Lint and type checking
uv run ruff check . # lint
uv run ruff format . # format
uv run ty check . # type check
Part of the dev extra. Run these periodically (not just at commit time) to catch drift early.
Architecture
GIANT is a conditional generative surrogate for the Geant4 step function. It replaces the stochastic physics engine: given a pre-step particle state (conditioning), it samples a post-step outcome.
Data pipeline (giant/data/): parquet files from miniCaloSim are loaded into numpy arrays (loader.py), then log-transformed and rotated into a local coordinate frame where pre_dir = ẑ (transforms.py), before being wrapped in a PyTorch Dataset (dataset.py). Train/val split is by event_id to avoid leaking correlated steps from the same shower.

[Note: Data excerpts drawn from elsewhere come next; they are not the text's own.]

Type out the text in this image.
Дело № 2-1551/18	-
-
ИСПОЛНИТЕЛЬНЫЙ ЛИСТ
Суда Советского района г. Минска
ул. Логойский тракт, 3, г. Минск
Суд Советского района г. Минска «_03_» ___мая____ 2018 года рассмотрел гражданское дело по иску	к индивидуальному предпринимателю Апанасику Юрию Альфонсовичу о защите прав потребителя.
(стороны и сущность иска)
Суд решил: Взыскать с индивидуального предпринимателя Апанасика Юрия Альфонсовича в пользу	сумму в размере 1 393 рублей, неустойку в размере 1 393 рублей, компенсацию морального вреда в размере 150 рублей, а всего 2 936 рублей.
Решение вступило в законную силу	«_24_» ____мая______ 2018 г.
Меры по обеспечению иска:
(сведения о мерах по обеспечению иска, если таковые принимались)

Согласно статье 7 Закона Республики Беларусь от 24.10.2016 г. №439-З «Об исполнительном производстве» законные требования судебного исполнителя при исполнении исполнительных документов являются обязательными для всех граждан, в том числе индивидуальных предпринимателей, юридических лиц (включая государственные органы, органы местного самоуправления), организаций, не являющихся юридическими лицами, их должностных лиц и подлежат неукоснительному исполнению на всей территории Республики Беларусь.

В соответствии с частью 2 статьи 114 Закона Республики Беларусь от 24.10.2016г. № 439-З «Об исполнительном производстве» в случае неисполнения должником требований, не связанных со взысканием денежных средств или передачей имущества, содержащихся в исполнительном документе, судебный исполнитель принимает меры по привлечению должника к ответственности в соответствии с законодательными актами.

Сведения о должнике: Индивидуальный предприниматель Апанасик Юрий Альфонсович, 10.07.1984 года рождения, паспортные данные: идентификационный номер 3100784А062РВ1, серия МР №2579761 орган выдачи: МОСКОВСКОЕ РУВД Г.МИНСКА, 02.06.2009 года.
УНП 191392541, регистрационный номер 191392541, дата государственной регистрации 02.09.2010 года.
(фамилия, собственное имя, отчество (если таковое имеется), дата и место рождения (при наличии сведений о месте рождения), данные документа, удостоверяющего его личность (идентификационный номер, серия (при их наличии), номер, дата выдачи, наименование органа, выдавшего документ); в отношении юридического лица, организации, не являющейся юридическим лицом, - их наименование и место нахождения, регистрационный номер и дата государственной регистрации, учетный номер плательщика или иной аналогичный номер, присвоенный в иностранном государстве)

Output space (9D): step_length (log), ΔE (log), edep (log), post_dir (post-scattering momentum direction, unit vector in the local frame), and travel_dir (direction of post_pos - pre_pos, unit vector in the local frame). post_pos itself is not a raw target — it's reconstructed at inference as pre_pos + step_length * world_frame(travel_dir), since step_length already encodes that displacement's magnitude and duplicating it would let the two become inconsistent.
Conditioning vector: PDG code (embedding), pre-step position, log(pre-energy), pre-step direction, material (embedding), layer ID, number of secondaries (Phase 1 only — see Roadmap below).

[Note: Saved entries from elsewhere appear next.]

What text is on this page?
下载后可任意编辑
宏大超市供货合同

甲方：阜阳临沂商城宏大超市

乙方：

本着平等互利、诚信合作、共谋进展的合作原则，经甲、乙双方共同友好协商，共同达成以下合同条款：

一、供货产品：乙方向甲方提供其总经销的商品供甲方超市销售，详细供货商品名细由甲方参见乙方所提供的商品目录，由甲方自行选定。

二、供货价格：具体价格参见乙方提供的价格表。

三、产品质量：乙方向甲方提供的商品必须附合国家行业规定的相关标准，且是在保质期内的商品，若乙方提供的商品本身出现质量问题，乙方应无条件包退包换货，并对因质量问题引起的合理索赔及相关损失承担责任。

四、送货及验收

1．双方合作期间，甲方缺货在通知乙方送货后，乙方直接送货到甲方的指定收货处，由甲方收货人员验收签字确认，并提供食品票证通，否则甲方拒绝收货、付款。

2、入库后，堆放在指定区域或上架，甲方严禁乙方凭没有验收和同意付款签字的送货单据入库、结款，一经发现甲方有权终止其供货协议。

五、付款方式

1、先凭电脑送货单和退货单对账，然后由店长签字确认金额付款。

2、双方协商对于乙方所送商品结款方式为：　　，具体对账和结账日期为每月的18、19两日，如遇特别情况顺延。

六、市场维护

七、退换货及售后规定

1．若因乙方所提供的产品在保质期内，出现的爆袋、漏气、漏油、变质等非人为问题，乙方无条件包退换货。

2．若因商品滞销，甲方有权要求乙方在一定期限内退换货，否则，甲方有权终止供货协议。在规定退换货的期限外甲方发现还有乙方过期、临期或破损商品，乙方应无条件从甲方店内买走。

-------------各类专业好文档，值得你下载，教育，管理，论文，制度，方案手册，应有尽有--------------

Model (giant/model/): DenoisingMLP built from ResBlocks, with a SinusoidalEmbedding for the diffusion/flow time variable and a ConditionEncoder that fuses all conditioning inputs. schedule.py provides both a CosineSchedule for DDPM and the flow matching loss utilities (Lipman et al. 2022 conditional flow matching).
Samplers (giant/sample.py): DDPM, DDIM, and flow matching (ODE integration, ~10 steps). Flow matching is the primary mode.
Validation (giant/validate.py): step-level marginal comparisons. Shower-level (rollout) observables live in giant/analysis.py (compute_rollout_observables + plot_rollout_*), fed by giant rollout output.
Shower rollout (giant/rollout.py, giant rollout CLI): autoregressively steps the two-stage model into a full shower — each primary post-step becomes the next pre-step, secondaries are pushed as new tracks, and per-step material/layer_id come from a GeometryOracle (giant/geometry.py, built via dwarf build-geometry-oracle) that learns position → (material, layer_id) from data and flags detector escape by nearest-neighbour distance. Tracks terminate on energy cutoff, per-track max steps, escape, or natural end; energy is deposited locally on every stop except escape (leakage), so showers conserve energy by construction.
Roadmap
Phase 1 (current): number of secondaries is a conditioning input — model predicts only 9D post-step kinematics (including derived post_pos).
Phase 2 (target): model must jointly predict the number of secondaries and all their properties (energy, direction, species), requiring an extended output space and likely a set-based or autoregressive generation scheme for the variable-length secondary list.